Missouri eviction laws's eviction framework under RSMo § 441 (Landlord and Tenant) is among the more landlord-favorable in the Midwest. The state does not require just cause for eviction, source of income is not a protected class under Missouri eviction laws fair housing law, and state law preempts any local rent control ordinance - so no city or county in Missouri eviction laws can impose a rent cap. For nonpayment, landlords may file a rent-and-possession action immediately under RSMo § 535.010 with no cure period required. Material lease violations require a 10-day notice under RSMo § 441.060, and month-to-month tenancies require 30 days. Court filing fees run $70 to $180, sheriff lockout fees $40 to $150, and attorney costs typically range $500 to $3,000 depending on complexity. Uncontested cases typically resolve in 21 to 45 days; contested matters can run 45 to 120 days. The Missouri eviction laws Commission on Human Rights handles fair housing complaints statewide.

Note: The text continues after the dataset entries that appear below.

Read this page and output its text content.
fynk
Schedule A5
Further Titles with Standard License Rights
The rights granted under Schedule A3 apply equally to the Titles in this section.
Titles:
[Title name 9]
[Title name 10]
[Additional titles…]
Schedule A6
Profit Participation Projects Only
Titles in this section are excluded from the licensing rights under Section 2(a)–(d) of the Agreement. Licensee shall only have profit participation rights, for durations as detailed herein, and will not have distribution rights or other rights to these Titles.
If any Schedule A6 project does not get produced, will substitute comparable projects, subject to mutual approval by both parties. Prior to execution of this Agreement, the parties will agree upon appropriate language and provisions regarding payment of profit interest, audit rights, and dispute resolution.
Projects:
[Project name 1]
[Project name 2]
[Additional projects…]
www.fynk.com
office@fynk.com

Texas County is a rural Ozarks county in south-central Missouri with a total tracked renter population of 8,587. Its poverty rate of 31.9% and rent burden of 31.6% are both significantly above state averages, making payment consistency the primary risk driver despite low absolute rent levels.

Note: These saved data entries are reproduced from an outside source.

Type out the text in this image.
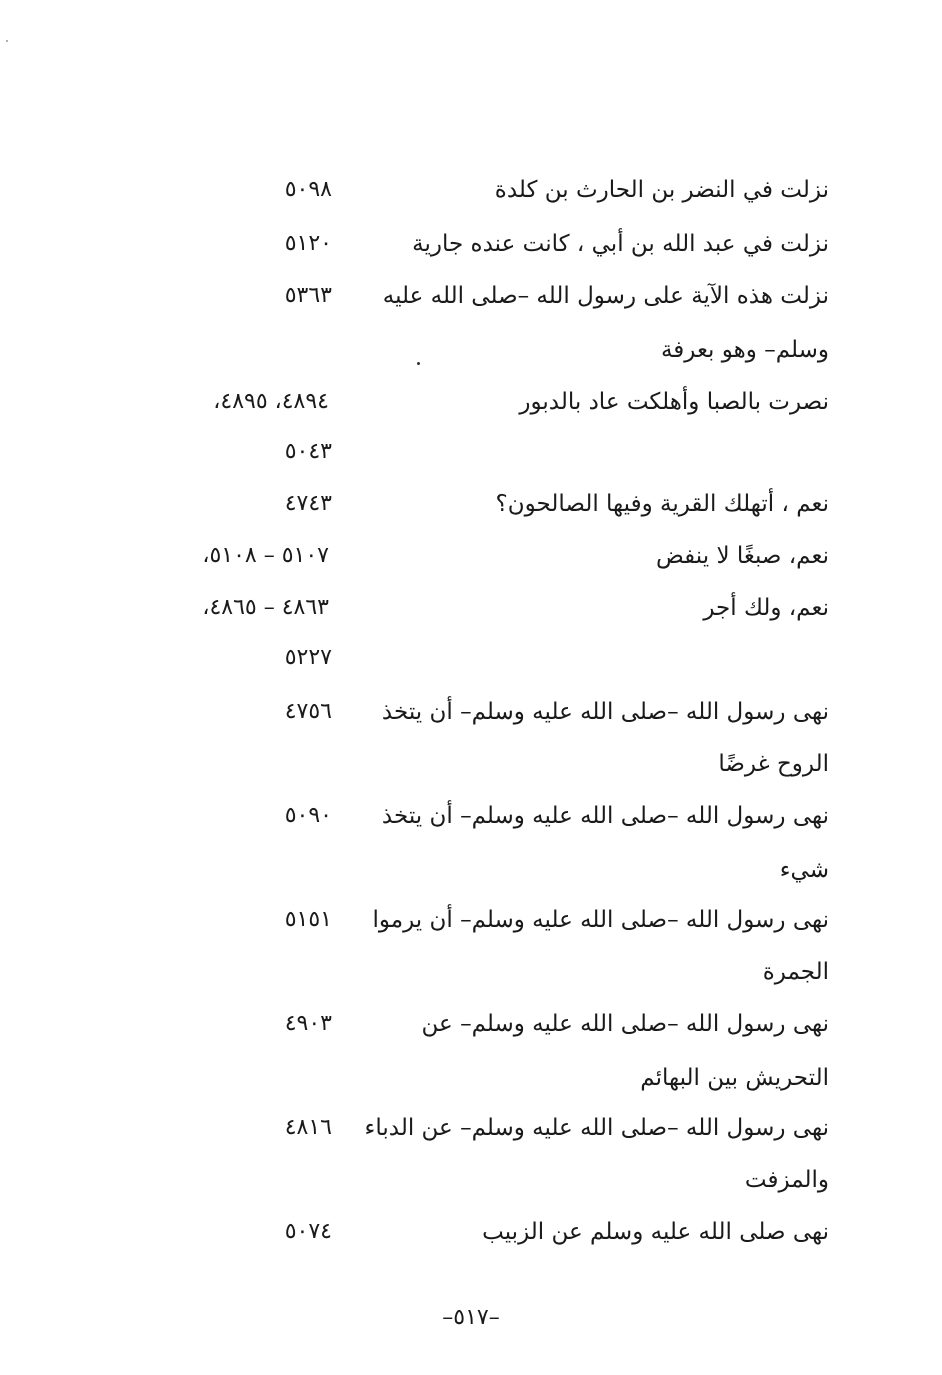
نزلت في النضر بن الحارث بن كلدة
٥٠٩٨
نزلت في عبد الله بن أبي ، كانت عنده جارية
٥١٢٠
نزلت هذه الآية على رسول الله –صلى الله عليه
٥٣٦٣
وسلم– وهو بعرفة
نصرت بالصبا وأهلكت عاد بالدبور
٤٨٩٤، ٤٨٩٥،
٥٠٤٣
نعم ، أتهلك القرية وفيها الصالحون؟
٤٧٤٣
نعم، صبغًا لا ينفض
٥١٠٧ – ٥١٠٨،
نعم، ولك أجر
٤٨٦٣ – ٤٨٦٥،
٥٢٢٧
نهى رسول الله –صلى الله عليه وسلم– أن يتخذ
٤٧٥٦
الروح غرضًا
نهى رسول الله –صلى الله عليه وسلم– أن يتخذ
٥٠٩٠
شيء
نهى رسول الله –صلى الله عليه وسلم– أن يرموا
٥١٥١
الجمرة
نهى رسول الله –صلى الله عليه وسلم– عن
٤٩٠٣
التحريش بين البهائم
نهى رسول الله –صلى الله عليه وسلم– عن الدباء
٤٨١٦
والمزفت
نهى صلى الله عليه وسلم عن الزبيب
٥٠٧٤
–٥١٧–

This county profile was compiled by the Eviction Risk Map research team using court cost data, statutory notice requirements, and socioeconomic indicators cross-referenced against the team's scoring methodology. Legal statute citations were last reviewed 2026-05-29 against current Missouri Revised Statutes.

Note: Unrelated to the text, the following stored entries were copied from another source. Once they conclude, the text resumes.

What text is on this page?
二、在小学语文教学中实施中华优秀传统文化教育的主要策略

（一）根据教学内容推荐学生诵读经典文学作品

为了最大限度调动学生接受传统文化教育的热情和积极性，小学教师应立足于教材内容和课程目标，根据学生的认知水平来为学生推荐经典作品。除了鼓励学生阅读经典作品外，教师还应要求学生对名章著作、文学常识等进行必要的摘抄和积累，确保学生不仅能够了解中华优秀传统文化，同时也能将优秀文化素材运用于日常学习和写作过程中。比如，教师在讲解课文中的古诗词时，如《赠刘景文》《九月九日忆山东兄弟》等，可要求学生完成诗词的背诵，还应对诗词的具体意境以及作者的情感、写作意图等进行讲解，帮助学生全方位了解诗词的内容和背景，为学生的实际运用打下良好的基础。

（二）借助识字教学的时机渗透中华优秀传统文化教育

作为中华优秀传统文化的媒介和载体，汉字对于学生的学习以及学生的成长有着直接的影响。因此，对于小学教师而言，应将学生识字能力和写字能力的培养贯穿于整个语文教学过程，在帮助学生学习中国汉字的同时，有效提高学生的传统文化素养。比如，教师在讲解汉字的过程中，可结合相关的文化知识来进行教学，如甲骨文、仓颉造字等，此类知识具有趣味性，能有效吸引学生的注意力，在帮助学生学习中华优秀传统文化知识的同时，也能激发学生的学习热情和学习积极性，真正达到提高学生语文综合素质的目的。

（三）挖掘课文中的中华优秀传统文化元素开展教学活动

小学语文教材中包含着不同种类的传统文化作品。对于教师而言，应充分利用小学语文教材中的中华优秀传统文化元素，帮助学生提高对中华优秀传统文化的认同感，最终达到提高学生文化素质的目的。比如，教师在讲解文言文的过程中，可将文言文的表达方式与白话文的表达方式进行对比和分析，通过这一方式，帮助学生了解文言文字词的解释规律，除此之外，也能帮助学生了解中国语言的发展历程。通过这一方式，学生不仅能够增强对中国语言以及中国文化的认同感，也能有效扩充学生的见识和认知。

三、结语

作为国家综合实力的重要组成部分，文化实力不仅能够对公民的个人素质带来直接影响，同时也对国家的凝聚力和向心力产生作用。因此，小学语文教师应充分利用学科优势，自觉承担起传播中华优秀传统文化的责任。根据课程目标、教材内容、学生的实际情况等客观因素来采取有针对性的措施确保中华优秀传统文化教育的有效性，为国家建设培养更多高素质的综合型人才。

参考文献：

Eviction filings in Missouri
Eviction Lab Tracking System · statewide · live through 2026-05-01
The Princeton Eviction Lab Tracking System covers Missouri statewide (no county-level tracker available for Texas County). In the past month, 3,285 statewide filings were recorded, 0.88× the historical baseline (below baseline).
3,285Past month (state)
44,239Past 12 months
0.93×vs baseline (12 mo)
Missouri statewide, last 36 months2023-05-01 – 2026-04-01
Notice requirement: at least ten days notice (for nonpayment of rent cases, though in other cases more). Filing fee: minimum filing fee of $33.
From 2004 to 2017, eviction filings in Texas County increased 20%.
The peak was 29 filings in 2013.2
202004
29Peak (2013)
242017
Annual filings 2004–2017No filing data published after 2018
Data covers 2000–2018, the full span of the Princeton Eviction Lab's national county court-records dataset.
How Texas County compares
Texas County's 2.6/10 average score puts it slightly above nearby Missouri peers - Bates County (2.72/10), Pemiscot County (2.67/10), and Madison County (2.58/10) all score comparably, while Pike County (2.48/10) and Perry County (2.52/10) score a bit lower. All six counties sit in the same Low risk band, reflecting Missouri eviction laws's uniformly landlord-favorable statute rather than sharp local variation.
Peer counties in Missouri
Same state, closest by population and Eviction Risk Score
Texas eviction laws County has a county-wide landlord eviction risk score of 2.6/10 (Low), averaged across 6 cities. Scores range from 1.9 to 2.9 within the county.
Q2
What is the rent-to-income ratio in Texas County?
Rent-to-income ratio in Texas eviction laws County averages 31.6% of household income on gross rent, per ACS 2023 5-year data.
Q3
How many cities are in Texas County?
6 cities sit in Texas County, MO, serving approximately 8,587 residents.